At present, light is generally regarded as the result of a vibratory movement of the ethereal fluid. Light produces heat, or at least accompanies the radiating heat, and moves with the same velocity as heat. Radiating heat is then a vibratory movement. It would be ridiculous to suppose that it is an emission of matter while the light which accompanies it could be only a movement.
Could a motion (that of radiating heat) produce matter (caloric)?
No, undoubtedly; it can only produce a motion. Heat is then the result of a motion.
Then it is plain that it could be produced by the consumption of motive power, and that it could produce this power.
All the other phenomena—composition and decomposition of bodies, passage to the gaseous state, specific heat, equilibrium of heat, its more or less easy transmission, its constancy in experiments with the calorimeter—could be explained by this hypothesis. But it would be difficult to explain why, in the development of motive power by heat, a cold body is necessary; why, in consuming the heat of a warm body, motion cannot be produced.

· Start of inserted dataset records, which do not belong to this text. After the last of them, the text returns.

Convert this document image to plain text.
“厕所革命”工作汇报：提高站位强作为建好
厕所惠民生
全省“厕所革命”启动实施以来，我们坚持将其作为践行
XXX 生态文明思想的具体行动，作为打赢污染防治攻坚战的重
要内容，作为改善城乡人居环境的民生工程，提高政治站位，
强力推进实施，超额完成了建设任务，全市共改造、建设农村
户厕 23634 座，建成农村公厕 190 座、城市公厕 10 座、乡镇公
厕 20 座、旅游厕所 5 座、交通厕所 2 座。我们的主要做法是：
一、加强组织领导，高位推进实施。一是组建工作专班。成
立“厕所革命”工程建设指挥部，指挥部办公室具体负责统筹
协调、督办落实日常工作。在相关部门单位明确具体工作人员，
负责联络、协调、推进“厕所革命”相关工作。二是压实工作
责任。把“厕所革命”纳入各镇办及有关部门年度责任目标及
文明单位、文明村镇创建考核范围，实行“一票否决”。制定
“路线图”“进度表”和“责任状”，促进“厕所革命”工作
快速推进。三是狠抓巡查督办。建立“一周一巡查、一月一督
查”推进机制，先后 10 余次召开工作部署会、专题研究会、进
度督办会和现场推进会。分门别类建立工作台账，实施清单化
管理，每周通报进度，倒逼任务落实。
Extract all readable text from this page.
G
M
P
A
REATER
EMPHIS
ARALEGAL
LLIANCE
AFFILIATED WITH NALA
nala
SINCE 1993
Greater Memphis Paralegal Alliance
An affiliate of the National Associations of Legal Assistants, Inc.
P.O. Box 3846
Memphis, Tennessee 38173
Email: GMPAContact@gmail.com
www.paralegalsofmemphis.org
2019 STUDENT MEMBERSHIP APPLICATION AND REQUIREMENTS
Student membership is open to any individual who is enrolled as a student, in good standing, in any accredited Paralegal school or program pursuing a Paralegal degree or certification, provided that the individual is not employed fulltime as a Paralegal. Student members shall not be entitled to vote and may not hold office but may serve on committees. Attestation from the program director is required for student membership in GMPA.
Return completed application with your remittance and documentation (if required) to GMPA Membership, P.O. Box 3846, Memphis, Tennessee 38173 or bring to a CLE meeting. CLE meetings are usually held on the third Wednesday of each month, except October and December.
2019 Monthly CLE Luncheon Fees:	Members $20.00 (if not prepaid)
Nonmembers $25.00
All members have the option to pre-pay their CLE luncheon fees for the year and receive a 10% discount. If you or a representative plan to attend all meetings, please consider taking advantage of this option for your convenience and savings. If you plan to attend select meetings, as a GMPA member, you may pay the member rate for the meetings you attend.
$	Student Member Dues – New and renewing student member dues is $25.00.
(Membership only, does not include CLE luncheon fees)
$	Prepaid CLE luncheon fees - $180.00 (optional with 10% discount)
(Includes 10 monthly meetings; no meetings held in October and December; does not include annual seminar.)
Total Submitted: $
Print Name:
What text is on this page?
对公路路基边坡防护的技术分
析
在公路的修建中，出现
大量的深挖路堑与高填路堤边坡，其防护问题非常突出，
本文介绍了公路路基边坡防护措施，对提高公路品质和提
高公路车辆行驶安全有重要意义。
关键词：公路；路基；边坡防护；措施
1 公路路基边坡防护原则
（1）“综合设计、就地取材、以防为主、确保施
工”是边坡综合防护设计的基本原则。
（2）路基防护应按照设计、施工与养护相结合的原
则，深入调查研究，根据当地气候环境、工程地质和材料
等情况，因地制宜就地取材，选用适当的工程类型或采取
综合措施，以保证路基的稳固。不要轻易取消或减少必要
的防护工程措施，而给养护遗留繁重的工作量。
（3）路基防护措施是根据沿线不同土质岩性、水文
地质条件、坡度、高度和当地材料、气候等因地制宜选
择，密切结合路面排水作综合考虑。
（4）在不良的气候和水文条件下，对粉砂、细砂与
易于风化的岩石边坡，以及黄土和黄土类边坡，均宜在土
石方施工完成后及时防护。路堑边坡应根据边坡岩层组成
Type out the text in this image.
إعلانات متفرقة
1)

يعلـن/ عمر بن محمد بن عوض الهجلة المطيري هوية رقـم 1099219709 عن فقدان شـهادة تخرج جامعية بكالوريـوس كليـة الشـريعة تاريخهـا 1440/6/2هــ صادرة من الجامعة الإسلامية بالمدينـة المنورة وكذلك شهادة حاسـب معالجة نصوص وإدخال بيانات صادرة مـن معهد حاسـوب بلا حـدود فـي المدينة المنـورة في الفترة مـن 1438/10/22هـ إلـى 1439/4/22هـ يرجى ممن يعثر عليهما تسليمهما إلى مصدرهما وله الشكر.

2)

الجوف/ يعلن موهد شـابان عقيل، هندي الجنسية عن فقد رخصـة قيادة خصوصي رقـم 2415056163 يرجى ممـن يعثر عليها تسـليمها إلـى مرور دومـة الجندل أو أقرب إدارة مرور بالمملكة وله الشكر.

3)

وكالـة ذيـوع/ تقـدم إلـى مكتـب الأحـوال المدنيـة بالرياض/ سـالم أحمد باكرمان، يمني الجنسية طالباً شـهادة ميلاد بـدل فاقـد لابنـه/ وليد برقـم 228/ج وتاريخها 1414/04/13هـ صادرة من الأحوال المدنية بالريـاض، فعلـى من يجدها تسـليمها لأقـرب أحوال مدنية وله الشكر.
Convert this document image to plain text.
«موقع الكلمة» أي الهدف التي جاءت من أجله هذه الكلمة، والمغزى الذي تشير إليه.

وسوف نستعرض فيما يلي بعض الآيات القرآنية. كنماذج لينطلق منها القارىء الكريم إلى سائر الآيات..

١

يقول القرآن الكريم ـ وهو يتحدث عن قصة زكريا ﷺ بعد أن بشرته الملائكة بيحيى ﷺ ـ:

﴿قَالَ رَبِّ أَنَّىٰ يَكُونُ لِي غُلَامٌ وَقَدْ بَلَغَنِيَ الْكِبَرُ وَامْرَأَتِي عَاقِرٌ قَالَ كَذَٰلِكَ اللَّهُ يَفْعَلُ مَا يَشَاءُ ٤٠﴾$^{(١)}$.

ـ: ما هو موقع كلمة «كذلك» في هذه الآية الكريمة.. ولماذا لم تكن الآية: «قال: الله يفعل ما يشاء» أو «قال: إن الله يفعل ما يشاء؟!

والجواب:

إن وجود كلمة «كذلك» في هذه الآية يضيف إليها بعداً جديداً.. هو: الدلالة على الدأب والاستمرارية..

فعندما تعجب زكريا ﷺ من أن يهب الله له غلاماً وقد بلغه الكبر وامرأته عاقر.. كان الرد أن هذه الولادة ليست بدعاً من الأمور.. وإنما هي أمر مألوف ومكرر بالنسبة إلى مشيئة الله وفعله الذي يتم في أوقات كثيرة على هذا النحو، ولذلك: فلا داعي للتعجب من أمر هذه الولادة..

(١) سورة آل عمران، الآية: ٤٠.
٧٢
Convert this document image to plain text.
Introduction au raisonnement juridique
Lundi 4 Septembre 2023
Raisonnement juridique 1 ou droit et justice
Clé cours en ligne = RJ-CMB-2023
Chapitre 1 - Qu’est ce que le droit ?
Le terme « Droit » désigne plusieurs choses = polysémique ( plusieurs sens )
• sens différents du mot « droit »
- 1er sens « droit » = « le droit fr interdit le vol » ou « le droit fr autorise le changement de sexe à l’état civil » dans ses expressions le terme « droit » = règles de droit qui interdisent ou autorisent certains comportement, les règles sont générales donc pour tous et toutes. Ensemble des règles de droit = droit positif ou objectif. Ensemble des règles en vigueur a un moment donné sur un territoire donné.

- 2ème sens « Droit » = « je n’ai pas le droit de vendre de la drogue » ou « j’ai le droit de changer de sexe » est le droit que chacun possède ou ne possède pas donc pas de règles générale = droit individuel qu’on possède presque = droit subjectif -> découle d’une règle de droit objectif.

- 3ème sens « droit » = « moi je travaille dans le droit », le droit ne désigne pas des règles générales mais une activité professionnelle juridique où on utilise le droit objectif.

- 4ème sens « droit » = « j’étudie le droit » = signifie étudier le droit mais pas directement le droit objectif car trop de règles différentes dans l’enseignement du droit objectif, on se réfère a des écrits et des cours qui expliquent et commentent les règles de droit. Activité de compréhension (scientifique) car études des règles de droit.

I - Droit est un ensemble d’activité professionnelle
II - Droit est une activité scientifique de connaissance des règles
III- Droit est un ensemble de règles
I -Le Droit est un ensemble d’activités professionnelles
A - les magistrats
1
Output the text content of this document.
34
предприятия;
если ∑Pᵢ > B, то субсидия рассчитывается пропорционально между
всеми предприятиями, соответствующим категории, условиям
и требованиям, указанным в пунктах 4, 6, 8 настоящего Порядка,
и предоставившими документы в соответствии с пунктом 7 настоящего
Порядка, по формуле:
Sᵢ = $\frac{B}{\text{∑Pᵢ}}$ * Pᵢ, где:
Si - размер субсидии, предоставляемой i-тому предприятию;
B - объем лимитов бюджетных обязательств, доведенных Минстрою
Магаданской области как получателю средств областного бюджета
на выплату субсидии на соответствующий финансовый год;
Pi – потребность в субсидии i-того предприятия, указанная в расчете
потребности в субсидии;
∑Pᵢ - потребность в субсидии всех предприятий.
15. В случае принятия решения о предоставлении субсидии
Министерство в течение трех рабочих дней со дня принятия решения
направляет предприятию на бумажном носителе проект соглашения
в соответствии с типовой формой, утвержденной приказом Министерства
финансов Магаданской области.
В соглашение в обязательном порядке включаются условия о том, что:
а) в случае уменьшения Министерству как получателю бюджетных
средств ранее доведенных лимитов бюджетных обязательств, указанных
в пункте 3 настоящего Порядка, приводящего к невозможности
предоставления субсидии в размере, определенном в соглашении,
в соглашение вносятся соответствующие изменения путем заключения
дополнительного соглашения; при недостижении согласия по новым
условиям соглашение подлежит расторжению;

It appears very difficult to penetrate into the real essence of bodies. To avoid erroneous reasoning, it would be necessary to investigate carefully the source of our knowledge in regard to the nature of bodies, their form, their forces; to see what the primitive notions are, to see from what impressions they are derived; to see how one is raised successively to the different degrees of abstraction.
Is heat the result of a vibratory motion of molecules? If this is so, quantity of heat is simply quantity of motive power. As long as motive power is employed to produce vibratory movements, the quantity of heat must be unchangeable; which seems to follow from experiments with the calorimeter; but when it passes into movements of sensible extent, the quantity of heat can no longer remain constant.
Can examples be found of the production of motive power with actual consumption of heat? It seems that we may find production of heat with consumption of motive power (re-entrance of the air into a vacuum, for example).
What is the cause of the production of heat in combinations of substances? What is radiant caloric?
Liquefaction of bodies, solidification of liquids, crystallization—are they not forms of combinations of integrant molecules?
Supposing heat due to a vibratory movement, how can the passage from the solid or the liquid to the gaseous state be explained?
When motive power is produced by the passage of heat from the body A to the body B, is the quantity of this heat which arrives at B (if it is not the same as that which has been taken from A, if a portion has really been consumed to produce motive power) the same whatever may be the substance employed to realize the motive power?
Is there any way of using more heat in the production of motive power, and of causing less to reach the body B? Could we even utilize it entirely, allowing none to go to the body B? If this were possible, motive power could be created without consumption of combustible, and by mere destruction of the heat of bodies.
Should have been
What is actually going on?
I think this is the unicorn forest Matt always talks about.The added energy has increased pressure, but temperature? Possibly, but this is apparently not essential. So how, or in what way is the engine "running on" i.e. powered by a temperature difference?